Regarding	Animal Study		Human Study
	Species	Result
Molecular weight dependent actions of HA in AD	Rat	Active low molecular weight heparin might be protective against AD pathology or even reverse amyloidosis [259].	High molecular weight heparin promotes the conversion of random coils to beta-sheets [175].
Contribution of HSPGs to AD pathology	Mouse neuronal cells, Chinese hamster ovary cells	HSPGs contribute to the cellular uptake of amyloid-beta, which is a clearance mechanism [260].	Agrin (a type of HSPG) is accumulated in an insoluble form in AD, likely taking part in amyloid-beta formation. Agrin might also have a role in microvasculature changes occurring in AD [261].
Level of protection offered by aggrecan-based PNNs against AD pathology	Mouse	Aggrecan effects tau protein synthesis and phosphorylation but does not protect against tau pathology per se [262].	Aggrecan-based PNNs protect cells from tau pathology [113].

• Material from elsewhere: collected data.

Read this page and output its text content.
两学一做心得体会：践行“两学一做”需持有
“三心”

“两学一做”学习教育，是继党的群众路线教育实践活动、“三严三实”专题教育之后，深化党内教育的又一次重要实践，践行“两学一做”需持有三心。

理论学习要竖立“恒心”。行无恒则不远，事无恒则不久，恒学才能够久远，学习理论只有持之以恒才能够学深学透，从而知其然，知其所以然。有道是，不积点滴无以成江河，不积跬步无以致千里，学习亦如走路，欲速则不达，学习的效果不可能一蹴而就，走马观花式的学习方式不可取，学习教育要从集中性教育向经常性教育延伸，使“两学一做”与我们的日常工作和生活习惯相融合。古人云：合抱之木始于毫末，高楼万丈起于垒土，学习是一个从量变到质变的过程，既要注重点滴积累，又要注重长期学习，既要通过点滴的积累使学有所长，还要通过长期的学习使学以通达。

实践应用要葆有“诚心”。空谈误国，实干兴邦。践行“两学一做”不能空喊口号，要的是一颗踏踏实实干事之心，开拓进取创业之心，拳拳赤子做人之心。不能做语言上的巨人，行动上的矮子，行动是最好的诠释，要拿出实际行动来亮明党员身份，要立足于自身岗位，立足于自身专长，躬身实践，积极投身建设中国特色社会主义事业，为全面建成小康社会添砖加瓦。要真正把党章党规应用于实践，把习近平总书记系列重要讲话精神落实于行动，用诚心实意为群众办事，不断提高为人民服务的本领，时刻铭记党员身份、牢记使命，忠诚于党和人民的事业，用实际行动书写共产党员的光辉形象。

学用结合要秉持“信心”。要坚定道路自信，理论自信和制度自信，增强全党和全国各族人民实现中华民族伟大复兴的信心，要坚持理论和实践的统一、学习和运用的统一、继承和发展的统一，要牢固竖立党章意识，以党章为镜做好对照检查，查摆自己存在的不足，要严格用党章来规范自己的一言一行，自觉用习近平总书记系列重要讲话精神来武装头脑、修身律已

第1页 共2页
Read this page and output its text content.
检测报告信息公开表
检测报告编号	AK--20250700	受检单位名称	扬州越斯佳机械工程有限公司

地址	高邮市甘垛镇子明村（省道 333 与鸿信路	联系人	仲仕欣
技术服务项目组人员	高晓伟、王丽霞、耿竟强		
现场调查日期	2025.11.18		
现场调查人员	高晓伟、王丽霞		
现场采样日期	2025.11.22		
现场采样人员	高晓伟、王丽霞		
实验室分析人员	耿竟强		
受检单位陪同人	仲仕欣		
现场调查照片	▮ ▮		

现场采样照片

Role of tenascins in acute and chronic neuroinflammation	Mouse	Tenascin-C contributes to the inflammatory aspect of AD and its functional inhibition lessens AD symptoms [189]. Tenascin-R restricts distribution and internalization of tau as a component of PNN [112].	Tenascin R and C were downregulated in acute MS plaques. Subacute and chronic plaques showed near-normal levels [186]. Tenascin-C is associated with cored plaques [190].

7. Conclusions

The mainstream of neurobiology studies in the field of neurodegenerative diseases concentrate upon intra- and intercellular alterations, which manifest in changes of the physiological and morphological character of the neuron. We believe that understanding the fine balance in brain extracellular matrix composition provides a major contribution to understanding these changes and offers valuable diagnostic and therapeutic tools for scientists and clinicians alike. The enzymatic machinery of brain extracellular matrix emerges as an especially promising druggable target, where enzyme manipulation can shape the destruction or protection of characteristic matrix assemblies. Their in vivo diagnostic imaging as well as their selective therapeutic access are the major challenges which scientists and physicians currently face.